BACKGROUND AND OBJECTIVE:
To explore the effect of peripheral ischemia identified on ultra-widefield fluorescein angiography (UWFA) as a biomarker of response to a switch in therapy from bevacizumab to aflibercept in persistent diabetic macular edema (DME).
PATIENTS AND METHODS:
Prospective clinical trial of 38 eyes from 38 patients previously treated with bevacizumab and persistent DME. Patients subsequently received aflibercept per protocol and were followed up for 48 weeks. UWFA was obtained for all patients at baseline and 48 weeks. Images were graded and used to calculate an overall ischemic index (II) and macular ischemic index (MII). II was compared with visual and central macular thickness (CMT) outcomes. Paired and independent samples t-tests and Fisher's exact tests were used to assess change and associations.

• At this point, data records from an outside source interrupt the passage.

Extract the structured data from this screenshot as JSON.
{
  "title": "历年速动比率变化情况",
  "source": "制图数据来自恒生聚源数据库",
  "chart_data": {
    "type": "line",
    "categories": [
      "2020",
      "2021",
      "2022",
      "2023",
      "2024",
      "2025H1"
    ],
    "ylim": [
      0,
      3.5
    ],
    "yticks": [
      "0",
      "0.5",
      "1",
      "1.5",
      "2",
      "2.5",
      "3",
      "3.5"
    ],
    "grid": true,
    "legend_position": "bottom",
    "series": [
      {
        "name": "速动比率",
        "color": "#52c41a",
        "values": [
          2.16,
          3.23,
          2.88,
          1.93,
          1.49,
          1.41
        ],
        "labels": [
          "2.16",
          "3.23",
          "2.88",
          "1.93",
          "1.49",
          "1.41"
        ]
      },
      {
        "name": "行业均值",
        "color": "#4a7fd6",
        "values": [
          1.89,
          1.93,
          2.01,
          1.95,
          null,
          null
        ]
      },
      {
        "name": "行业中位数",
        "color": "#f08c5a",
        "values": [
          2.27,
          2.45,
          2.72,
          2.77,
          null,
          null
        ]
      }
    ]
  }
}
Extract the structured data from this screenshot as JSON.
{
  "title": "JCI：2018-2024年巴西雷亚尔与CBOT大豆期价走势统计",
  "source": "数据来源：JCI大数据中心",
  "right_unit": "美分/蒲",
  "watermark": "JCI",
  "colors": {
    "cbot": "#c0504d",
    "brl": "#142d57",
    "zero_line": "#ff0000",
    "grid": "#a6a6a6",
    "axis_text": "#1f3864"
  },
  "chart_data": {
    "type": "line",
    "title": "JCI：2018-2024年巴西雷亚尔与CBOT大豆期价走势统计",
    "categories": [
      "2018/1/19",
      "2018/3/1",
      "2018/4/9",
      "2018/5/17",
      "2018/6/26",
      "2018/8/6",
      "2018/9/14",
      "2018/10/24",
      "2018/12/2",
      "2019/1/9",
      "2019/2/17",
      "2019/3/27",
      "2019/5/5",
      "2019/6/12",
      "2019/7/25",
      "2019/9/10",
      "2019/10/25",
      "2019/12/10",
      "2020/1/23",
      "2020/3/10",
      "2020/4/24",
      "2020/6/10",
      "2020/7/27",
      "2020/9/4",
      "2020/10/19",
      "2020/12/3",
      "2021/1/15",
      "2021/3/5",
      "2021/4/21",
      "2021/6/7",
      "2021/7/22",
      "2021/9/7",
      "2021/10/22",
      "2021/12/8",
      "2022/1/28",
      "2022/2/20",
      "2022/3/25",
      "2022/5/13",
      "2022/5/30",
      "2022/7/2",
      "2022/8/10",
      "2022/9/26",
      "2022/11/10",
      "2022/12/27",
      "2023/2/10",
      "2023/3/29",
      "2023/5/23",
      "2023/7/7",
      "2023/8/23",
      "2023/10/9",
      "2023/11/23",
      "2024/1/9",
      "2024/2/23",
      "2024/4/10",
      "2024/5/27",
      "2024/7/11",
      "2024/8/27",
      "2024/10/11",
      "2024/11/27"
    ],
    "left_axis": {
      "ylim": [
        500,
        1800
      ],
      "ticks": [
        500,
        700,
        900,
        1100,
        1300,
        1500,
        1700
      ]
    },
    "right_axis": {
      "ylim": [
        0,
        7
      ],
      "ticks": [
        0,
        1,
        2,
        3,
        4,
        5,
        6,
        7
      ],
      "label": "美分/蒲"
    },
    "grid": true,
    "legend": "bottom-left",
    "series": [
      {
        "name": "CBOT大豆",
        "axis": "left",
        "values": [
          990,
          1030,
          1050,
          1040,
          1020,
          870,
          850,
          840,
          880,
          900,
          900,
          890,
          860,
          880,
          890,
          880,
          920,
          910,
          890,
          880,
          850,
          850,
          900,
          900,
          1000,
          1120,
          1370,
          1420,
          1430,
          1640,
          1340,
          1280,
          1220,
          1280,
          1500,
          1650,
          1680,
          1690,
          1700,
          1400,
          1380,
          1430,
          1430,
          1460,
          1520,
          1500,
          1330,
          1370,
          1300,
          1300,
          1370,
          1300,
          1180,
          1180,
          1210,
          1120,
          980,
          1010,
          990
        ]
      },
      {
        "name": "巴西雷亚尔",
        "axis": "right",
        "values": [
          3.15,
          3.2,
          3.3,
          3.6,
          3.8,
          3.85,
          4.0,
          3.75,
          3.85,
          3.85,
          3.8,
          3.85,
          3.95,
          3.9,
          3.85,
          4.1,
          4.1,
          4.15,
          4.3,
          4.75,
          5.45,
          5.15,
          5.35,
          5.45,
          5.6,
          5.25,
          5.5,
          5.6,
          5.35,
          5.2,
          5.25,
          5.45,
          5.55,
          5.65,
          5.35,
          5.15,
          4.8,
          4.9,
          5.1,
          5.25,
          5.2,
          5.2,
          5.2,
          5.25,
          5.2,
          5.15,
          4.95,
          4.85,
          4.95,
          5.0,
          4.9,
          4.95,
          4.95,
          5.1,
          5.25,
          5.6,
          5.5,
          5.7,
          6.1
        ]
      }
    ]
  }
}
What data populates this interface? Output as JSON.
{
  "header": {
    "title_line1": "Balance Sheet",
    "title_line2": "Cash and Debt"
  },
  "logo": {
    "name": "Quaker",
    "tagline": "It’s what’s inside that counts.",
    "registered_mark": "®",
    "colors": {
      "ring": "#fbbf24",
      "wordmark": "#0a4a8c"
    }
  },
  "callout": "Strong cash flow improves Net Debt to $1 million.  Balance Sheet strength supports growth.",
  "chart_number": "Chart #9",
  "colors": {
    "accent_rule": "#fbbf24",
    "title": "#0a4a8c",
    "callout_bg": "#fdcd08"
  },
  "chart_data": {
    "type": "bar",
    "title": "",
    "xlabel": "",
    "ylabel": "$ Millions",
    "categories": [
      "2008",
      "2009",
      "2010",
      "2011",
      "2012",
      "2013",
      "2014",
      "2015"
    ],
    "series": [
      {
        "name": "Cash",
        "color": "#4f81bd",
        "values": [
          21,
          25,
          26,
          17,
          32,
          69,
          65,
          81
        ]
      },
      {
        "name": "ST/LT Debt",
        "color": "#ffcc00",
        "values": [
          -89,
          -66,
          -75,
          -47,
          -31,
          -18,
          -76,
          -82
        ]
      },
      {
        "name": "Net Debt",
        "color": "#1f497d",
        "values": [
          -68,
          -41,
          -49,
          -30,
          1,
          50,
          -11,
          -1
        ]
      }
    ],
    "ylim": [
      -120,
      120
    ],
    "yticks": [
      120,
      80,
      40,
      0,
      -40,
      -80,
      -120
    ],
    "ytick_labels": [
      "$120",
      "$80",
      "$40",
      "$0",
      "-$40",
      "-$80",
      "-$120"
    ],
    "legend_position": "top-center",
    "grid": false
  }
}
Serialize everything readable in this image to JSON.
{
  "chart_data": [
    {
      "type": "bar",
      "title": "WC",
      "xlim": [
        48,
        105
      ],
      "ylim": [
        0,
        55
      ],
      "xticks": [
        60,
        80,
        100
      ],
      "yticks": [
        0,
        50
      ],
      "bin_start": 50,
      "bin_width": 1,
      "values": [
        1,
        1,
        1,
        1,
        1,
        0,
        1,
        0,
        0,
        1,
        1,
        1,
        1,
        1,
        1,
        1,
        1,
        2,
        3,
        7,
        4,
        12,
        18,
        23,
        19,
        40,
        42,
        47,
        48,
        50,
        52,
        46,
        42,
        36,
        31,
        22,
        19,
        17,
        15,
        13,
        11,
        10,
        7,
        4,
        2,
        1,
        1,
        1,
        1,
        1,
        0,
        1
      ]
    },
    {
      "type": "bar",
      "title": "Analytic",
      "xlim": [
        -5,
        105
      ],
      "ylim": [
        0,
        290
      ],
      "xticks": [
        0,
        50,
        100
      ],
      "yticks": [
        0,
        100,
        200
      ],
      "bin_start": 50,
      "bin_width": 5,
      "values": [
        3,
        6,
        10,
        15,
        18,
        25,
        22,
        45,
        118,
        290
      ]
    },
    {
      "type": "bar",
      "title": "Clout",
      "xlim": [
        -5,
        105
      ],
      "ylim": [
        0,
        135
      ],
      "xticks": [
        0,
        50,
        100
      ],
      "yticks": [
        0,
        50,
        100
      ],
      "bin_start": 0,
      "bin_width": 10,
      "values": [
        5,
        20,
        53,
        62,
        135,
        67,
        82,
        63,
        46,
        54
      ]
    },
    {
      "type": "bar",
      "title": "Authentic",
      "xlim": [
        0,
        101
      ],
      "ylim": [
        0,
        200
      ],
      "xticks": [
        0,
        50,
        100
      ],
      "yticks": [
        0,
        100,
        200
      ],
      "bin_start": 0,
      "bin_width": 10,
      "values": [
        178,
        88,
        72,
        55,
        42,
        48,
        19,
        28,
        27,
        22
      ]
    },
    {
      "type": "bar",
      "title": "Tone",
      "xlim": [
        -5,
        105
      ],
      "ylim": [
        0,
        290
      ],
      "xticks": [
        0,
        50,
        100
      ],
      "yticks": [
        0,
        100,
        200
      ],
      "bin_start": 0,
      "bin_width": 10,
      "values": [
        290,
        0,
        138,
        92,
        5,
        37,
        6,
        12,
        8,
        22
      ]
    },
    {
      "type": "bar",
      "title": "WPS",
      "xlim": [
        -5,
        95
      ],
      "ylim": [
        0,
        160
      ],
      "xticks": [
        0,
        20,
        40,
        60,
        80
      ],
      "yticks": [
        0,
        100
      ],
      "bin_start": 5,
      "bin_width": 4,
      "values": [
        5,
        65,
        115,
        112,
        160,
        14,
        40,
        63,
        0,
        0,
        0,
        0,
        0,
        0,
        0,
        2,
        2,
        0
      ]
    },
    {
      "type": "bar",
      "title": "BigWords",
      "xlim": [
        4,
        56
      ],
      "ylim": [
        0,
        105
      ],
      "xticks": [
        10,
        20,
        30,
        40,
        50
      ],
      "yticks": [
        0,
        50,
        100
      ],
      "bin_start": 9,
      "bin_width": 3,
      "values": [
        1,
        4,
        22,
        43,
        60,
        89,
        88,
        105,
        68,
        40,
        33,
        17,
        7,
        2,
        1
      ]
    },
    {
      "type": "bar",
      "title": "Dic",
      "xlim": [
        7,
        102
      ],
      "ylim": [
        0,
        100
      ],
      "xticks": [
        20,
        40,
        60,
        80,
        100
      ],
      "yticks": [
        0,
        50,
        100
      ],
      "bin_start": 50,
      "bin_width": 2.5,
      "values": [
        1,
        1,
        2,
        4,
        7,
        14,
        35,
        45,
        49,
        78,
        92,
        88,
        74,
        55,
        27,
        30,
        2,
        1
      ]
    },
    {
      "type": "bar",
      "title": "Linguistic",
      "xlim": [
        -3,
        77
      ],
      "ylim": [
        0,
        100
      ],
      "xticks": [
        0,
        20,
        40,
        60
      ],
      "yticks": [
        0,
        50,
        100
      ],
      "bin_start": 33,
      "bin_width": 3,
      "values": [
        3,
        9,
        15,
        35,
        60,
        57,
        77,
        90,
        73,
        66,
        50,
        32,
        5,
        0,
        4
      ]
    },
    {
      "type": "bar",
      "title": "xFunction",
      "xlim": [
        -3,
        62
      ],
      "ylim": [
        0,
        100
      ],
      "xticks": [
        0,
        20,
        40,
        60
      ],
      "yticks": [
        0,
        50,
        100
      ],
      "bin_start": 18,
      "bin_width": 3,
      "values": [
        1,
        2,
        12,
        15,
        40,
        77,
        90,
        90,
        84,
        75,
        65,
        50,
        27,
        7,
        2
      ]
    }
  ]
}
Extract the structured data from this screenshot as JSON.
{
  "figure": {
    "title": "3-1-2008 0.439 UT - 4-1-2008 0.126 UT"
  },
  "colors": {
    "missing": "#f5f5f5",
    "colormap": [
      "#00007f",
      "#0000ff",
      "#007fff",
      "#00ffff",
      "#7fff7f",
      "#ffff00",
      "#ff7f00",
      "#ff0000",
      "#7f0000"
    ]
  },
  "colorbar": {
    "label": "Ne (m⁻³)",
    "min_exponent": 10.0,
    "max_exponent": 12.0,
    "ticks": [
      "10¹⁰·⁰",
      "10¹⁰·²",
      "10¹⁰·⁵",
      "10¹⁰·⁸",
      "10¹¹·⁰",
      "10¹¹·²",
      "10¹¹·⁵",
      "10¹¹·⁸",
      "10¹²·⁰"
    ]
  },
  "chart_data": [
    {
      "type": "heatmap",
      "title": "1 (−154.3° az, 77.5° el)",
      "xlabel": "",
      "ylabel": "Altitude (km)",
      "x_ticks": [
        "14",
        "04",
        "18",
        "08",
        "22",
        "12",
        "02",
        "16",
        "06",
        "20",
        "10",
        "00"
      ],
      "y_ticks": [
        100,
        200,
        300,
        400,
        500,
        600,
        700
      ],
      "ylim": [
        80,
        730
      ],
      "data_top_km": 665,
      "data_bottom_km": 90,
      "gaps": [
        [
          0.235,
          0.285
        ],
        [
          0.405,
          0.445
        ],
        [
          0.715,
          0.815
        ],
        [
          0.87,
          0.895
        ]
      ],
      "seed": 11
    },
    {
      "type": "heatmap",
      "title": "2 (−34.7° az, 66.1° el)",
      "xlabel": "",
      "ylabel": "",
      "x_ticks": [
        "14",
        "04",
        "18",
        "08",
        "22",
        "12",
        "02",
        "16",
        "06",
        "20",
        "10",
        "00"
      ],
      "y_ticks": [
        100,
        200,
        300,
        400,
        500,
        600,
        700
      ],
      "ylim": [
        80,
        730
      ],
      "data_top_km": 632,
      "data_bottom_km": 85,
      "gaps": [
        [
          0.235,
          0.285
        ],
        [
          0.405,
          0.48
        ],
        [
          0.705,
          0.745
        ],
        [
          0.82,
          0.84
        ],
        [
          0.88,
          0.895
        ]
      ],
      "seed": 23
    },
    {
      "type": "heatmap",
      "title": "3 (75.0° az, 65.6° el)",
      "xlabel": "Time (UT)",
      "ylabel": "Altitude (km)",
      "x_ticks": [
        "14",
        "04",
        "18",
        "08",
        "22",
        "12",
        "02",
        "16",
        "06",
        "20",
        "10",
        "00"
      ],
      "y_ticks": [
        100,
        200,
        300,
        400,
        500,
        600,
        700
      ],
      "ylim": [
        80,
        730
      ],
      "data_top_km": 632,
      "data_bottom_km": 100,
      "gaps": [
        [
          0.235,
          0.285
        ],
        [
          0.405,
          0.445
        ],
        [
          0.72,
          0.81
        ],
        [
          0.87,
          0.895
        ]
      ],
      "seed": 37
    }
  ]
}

Patients with an II greater than or equal to 50% at baseline had a poorer baseline visual acuity (VA) (60.1 ± 10.2 vs. 70.7 ± 9.0 letters; P = .005) and a worse MII (6.9 ± 25 vs. 56 ± 52%; P < .001). These patients gained significantly more vision at 48 weeks (8.3 ± 9.3 vs. 2.6 ± 5.9 letters; P = .03). At 48 weeks, there was no significant difference in VA of patients with an II greater or less than 50% (68.4 ± 6.0 vs. 73.3 ± 9.6 letters; P = .16).
Patients with persistent DME treated with bevacizumab and worse II had poorer baseline VA, potentially due to worse macular ischemia. These patients had greater visual gain with similar final visual outcomes of those without marked peripheral ischemia subsequent to switching to aflibercept.